Mr. Hayworth and more than a dozen other House Republicans pointed to polls that show overwhelming support for their strict-enforcement stance and advised Mr. Bush and GOP leaders in both chambers to "listen to the common sense of the American people."

One Republican, Rep. Dana Rohrabacher of California, fired a warning shot specifically at Sen. John McCain. The Arizona Republican widely expected to be a 2008 presidential hopeful at that moment was holding a press conference across the Capitol with, among others, Sen. Edward M. Kennedy, Massachusetts Democrat.

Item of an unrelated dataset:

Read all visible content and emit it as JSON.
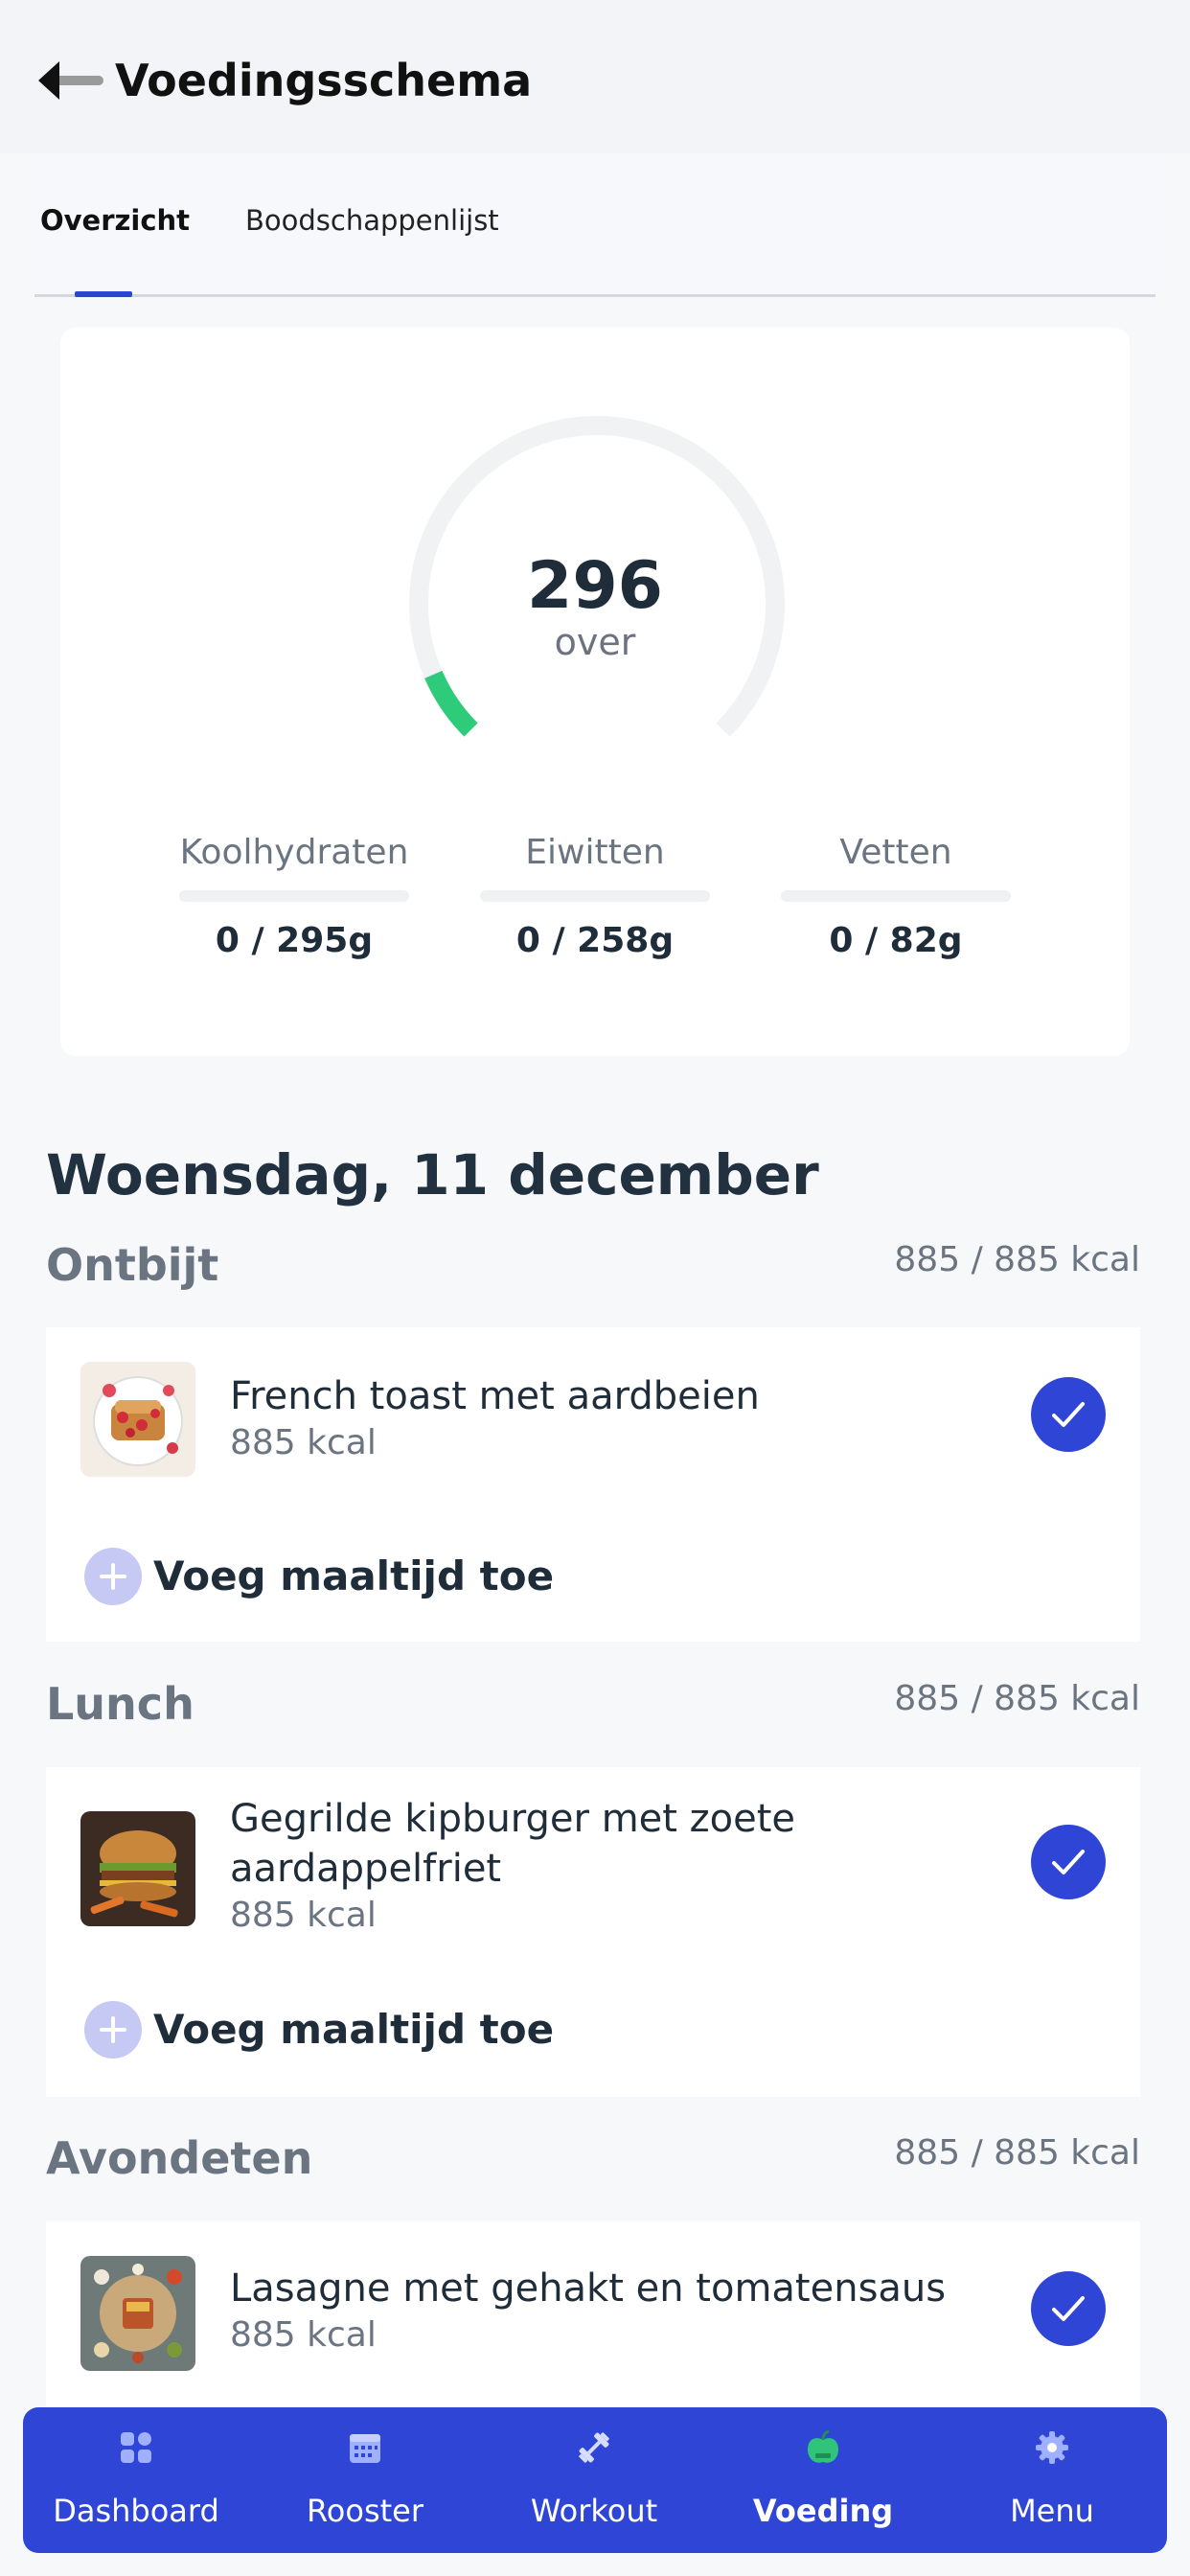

"Those elected officials who are insisting on a guest-worker program and diluting the efforts of border security and internal enforcement are telling the American people exactly whose side they are on," Mr. Rohrabacher said. "The American people now have that opportunity to make that determination, and they will. Senator McCain and others will find out about that, when they find their own career is short term."

Those sentiments were only buttressed, the lawmakers said, by the images in recent days across the country of thousands marching in opposition to tough immigration reform.

"I say if you are here illegally and want to fly the Mexican flag, go to Mexico and wave the American flag," said Rep. Virgil H. Goode Jr., Virginia Republican.

Senate action yesterday was confined to a single unanimous vote to study fatalities among foreigners sneaking across the desert into the United States. But Senate Judiciary Committee Chairman Arlen Specter, Pennsylvania Republican, officially introduced his committee's 471-page proposal that would fine illegal aliens but allow them to remain in the U.S. while applying for citizenship.

Although conservatives in both chambers excoriated the Specter plan as "amnesty," other Republicans said momentum was shifting toward what they called a "comprehensive" border security bill that includes a guest-worker program that provides illegal aliens with a path to citizenship.

"Among the Republican conference, I see a shift toward a comprehensive view to solve this problem," said Sen. Lindsey Graham, South Carolina Republican, who is among four Republicans who voted for Mr. Specter's proposal in committee. "From a Republican point of view, we need to be wise in the way we deal with this politically."